I've lost you my dear
I take up the notes of which
I remember you
You aren’t here and yet
I search for you. I need you
My email password
by Line of lines
Pooo, downgrade, waterslide
i actually peed butt
i boast surf ride my pee.
by Sewage water park. Serious business!
ooo, upgrade, surprise
i can actually read what
i post, survived me
by mox
That sounds sensible
but don't people think you might
be a detective?
by That must be Columbo of and his gun is size Jumbo
You have to hide your dink.
So I wear a trench coat.
When I'm out splatting spooge.
My fave is the ceiling.
Relax and watch it drip.
Sipping a hot coffee.
Five points arms and shoulders.
Ten points for hair or face.
Twenty if in their drink.
by And drink rhymes with dink! of You're welcome!
Invisible ink
coming from visible dink
You’ll land in the clink
by Your pen is leaking of Ha ha ha penis
That's what I've been saying!
Throw your spooge on the wall.
It's a pencil drawing.
by But if I do that in Starbucks they try to arrest me! of No appreciation of public art.
Let’s get to the point
A man has to have some lead
in the old pencil
by #2 of Ticonderoga
What can a man not do
with a head full of lead?
Chinese toy paint poison.
It hasn't stopped me yet.
Melt me down and sell me.
Absolutely wacky.
by Depleted uranium of uranium for yer anus
Well he can’t do it
With a bullet in his head
That should slow him down
by Go ballistic of Awesome
I'm inappropriate.
Twats taste better sans pierced.
Strange that I'm always hard.
by You wouldn't believe what I noticed! of You better get out the way of that train... on 2nd thought...
i'm disappointed
fonts are better sans serif
change is always hard
by ash
Pick me; I'm a booger!
Me teacher! Me! Me! Me! Me!
I want a big gold star!
by Boner inspiring. of Hot for teacher.
Ash is so sexy.
Have you seen his nude pictures?
A total heart throb.
by I'm not even gay and he turns me on!
Ash is the winner
Your prize is a free haiku
Pick any topic
by Darth Figpucker will create of a poem just for you
pick me, yes, pick me
i am a lucky poet
very deserving
by ash
The lucky poet
who submits the next haiku
will win a fun prize
by The Management of Under Old Willow
.
by Mostly Invisible Poet
An odorless gas
emanating from an ass
flying in First Class
by Al Titude of High
When Ted Bundy
drives up in his Volkswagen
don’t wave back at him
by (Puget) Sound Advice of Undisclosed
Unsolved Mysteries
I can’t get through the theme song
Cue bowel movement
by Pavlov’s Log of Freshly cut
Try this dewormer
Must be taken rectally
Wait. It will crawl out.
by Free Pet Worm of with Certificate of Adoption
I would never shit you;
You're my favorite turd.
Eternally full of shit.
Constipateternalpooabilitylicious.
That's a new medical condition I just made up.
Watch the Social Security checks roll in.

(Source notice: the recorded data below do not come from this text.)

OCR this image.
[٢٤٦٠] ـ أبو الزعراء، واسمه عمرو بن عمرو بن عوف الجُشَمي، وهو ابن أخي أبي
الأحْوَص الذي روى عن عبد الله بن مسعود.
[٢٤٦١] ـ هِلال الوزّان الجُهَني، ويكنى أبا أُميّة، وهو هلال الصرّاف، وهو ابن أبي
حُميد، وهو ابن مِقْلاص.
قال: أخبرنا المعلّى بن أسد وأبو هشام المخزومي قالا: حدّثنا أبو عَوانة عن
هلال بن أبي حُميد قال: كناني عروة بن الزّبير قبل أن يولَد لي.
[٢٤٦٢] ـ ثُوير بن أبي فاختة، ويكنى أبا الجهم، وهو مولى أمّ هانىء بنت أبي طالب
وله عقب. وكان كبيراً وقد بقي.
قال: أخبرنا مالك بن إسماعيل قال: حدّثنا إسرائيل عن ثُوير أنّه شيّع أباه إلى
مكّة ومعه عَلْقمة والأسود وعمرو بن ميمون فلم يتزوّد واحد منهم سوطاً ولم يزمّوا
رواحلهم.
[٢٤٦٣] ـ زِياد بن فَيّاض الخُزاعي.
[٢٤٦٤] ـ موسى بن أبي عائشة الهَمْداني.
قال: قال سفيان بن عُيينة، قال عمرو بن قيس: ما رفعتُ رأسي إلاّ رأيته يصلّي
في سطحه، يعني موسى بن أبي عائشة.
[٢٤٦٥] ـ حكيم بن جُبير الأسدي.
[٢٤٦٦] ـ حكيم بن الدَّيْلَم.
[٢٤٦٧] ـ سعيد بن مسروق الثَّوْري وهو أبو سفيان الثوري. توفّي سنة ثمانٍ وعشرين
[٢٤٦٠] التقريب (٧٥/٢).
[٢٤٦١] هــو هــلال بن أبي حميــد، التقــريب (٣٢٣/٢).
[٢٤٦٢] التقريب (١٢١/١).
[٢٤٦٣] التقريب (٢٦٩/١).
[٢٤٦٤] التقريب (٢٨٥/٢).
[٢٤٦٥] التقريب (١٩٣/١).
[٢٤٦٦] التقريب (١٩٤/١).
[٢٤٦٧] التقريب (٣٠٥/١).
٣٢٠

by Don't you love parasites.
I'd like to kill some folks.
I know some deserve it.
But you know how it goes.
by I just kill beers.
Jelly fish jizz fest
Cephalopod circle jerk
Where sea foam comes from
by Jacques Itch Cousteau of talking fish fart molecule
It’s like you’re my friend
who just might also be a
serial killer
Even if you are
I don’t think you would kill me
So that means we’re friends
by Your friend of Under old willow
Cross marijuana with
Venus fly traps and make
cannibal cannabis.
by Go eat yourself. of Feed me, Seymour!